Either that link is worng, or JAC is totally trolling us. In which case, kudos to you, sir!
Love the kitteh though, even if he is the worng link!
I wonder if it is a chimera.
Could be due to a transposon induced mutation.
Do the variously sized circular spots suggest a signaling gene for the yellow is latching on randomly in a few cells over an extended interval of embryo development?
It’s apparently just a rare genotype, and not necessarily a recent mutation. Google “yellow spotted lobster” and you’ll find a number of references to similar animals, and images.
I’m going to be on an environmental influence, just to buck the trend :p Can I get long odds?
Explosion at a nearby paint factory?
I am just happy it made it to an aquarium and not a dinner plate.
This site
http://freshscience.org.au/?p=1389
Gives some reasonably authoritive-sounding information about crustacean colouration in general and lobster colouration in particular.
You’ll have found several images going around of “half-and-half” colour morphs, where the left and right sides of the body have different colours. These are indicated to be hermaphrodites, suggesting an (unsurprising) linkage between colouration and sexual genetics.

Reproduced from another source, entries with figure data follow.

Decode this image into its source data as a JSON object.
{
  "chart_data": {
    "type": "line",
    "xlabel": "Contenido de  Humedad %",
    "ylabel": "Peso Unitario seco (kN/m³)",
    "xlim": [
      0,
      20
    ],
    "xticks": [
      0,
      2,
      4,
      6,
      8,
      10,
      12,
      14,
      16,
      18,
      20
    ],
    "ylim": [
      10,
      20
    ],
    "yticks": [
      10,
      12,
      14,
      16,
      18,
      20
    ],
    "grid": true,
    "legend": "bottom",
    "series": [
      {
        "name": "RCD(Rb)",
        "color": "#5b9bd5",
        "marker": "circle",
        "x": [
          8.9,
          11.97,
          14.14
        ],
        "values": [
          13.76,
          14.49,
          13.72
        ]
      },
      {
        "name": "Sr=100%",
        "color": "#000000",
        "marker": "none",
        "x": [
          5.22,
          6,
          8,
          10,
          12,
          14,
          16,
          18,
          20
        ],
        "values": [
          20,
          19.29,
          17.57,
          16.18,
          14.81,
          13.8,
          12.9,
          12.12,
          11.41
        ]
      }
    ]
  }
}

On the subject of lobster on-plate or on-seabed … I haven’t got the foggiest idea how to even start on one, and I’ve never had the inclination to learn. They look difficult to get into. But the fragments of carapace I’ve encountered in rocks or washed up on the beach look wonderfully complicated mechanisms.
Vive le Zoidberg!
Here’s one that was in the news recently:
http://www.myndytv.com/dpps/strange_news/strange/unusual-lobsters-coloring-is-split-down-the-middle-ob12-jgr_4157720
LOOKS TASTY.
“I have no idea what mutation this is”
A delicious, delicious mutation…
🙂
Did we just got (cat)lick-LOLled!?
HTML fail. here.
I think Torbjorn was trying to link to this site on lobster genetics.

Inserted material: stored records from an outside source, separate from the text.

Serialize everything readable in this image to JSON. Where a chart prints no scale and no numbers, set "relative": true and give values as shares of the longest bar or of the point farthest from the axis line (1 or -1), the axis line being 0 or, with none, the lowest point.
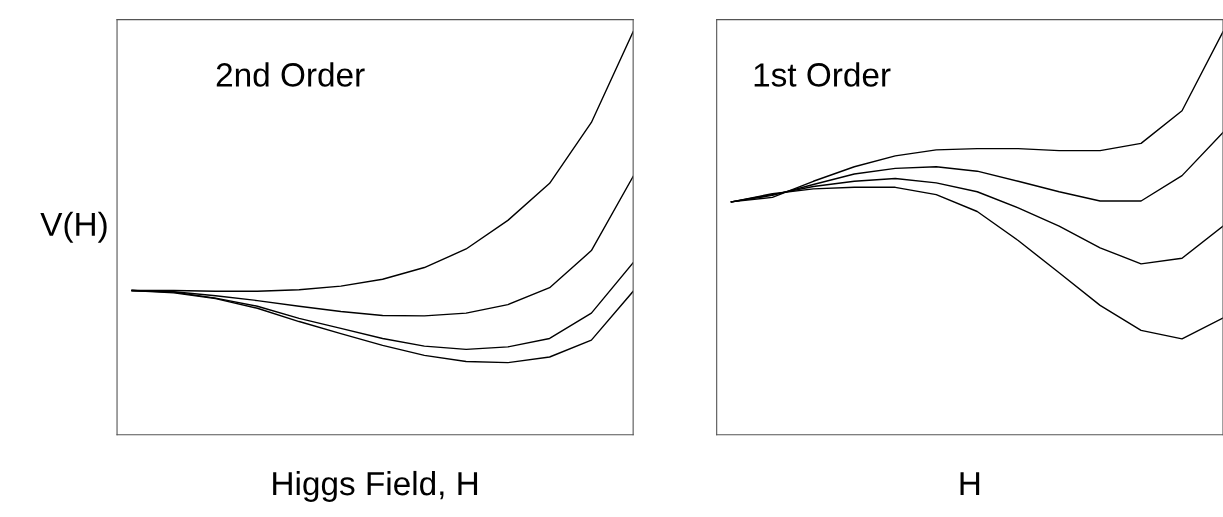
{
  "chart_data": [
    {
      "type": "line",
      "relative": true,
      "ylabel": "V(H)",
      "xlabel": "Higgs Field, H",
      "annotations": [
        "2nd Order"
      ],
      "categories": [
        null,
        null,
        null,
        null,
        null,
        null,
        null,
        null,
        null,
        null,
        null,
        null,
        null
      ],
      "series": [
        {
          "color": "#000000",
          "values": [
            0.358,
            0.358,
            0.356,
            0.356,
            0.36,
            0.369,
            0.386,
            0.415,
            0.461,
            0.532,
            0.624,
            0.775,
            1.0
          ]
        },
        {
          "color": "#000000",
          "values": [
            0.358,
            0.355,
            0.345,
            0.333,
            0.319,
            0.306,
            0.296,
            0.295,
            0.302,
            0.323,
            0.365,
            0.457,
            0.641
          ]
        },
        {
          "color": "#000000",
          "values": [
            0.358,
            0.354,
            0.339,
            0.319,
            0.289,
            0.264,
            0.239,
            0.22,
            0.212,
            0.218,
            0.239,
            0.302,
            0.427
          ]
        },
        {
          "color": "#000000",
          "values": [
            0.358,
            0.352,
            0.338,
            0.314,
            0.281,
            0.251,
            0.222,
            0.197,
            0.182,
            0.179,
            0.193,
            0.235,
            0.356
          ]
        }
      ]
    },
    {
      "type": "line",
      "relative": true,
      "xlabel": "H",
      "annotations": [
        "1st Order"
      ],
      "categories": [
        null,
        null,
        null,
        null,
        null,
        null,
        null,
        null,
        null,
        null,
        null,
        null,
        null
      ],
      "series": [
        {
          "color": "#000000",
          "values": [
            0.578,
            0.589,
            0.629,
            0.665,
            0.692,
            0.707,
            0.71,
            0.71,
            0.705,
            0.705,
            0.723,
            0.804,
            1.0
          ]
        },
        {
          "color": "#000000",
          "values": [
            0.578,
            0.594,
            0.621,
            0.647,
            0.661,
            0.665,
            0.654,
            0.629,
            0.603,
            0.58,
            0.58,
            0.643,
            0.75
          ]
        },
        {
          "color": "#000000",
          "values": [
            0.578,
            0.596,
            0.616,
            0.629,
            0.636,
            0.625,
            0.603,
            0.563,
            0.518,
            0.464,
            0.424,
            0.438,
            0.518
          ]
        },
        {
          "color": "#000000",
          "values": [
            0.578,
            0.598,
            0.61,
            0.614,
            0.614,
            0.596,
            0.554,
            0.482,
            0.402,
            0.321,
            0.259,
            0.238,
            0.29
          ]
        }
      ]
    }
  ]
}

A 1 in 30 million chance is indistinguishable from no chance. You would not win a lotto draw in 6000 lifetimes with those odds. Therefore that creature does not exist.
Do you think they are evolving ways to be less appetising? Still looks very tasty to me.
Given the billions of lobster eggs hatched every year, 1 in 30 million ought to happen from time to time. One in 30 million is not the same as 0, as any megalottery winner can tell you.
I love that leaping kitteh – scratching my head as to how grey tabby has much to do with calico lobsters
Perhaps it requires a leap of faith
I wonder how the opposite sex feels about this colouration? Not very favourable I assume or it would be more common perhaps.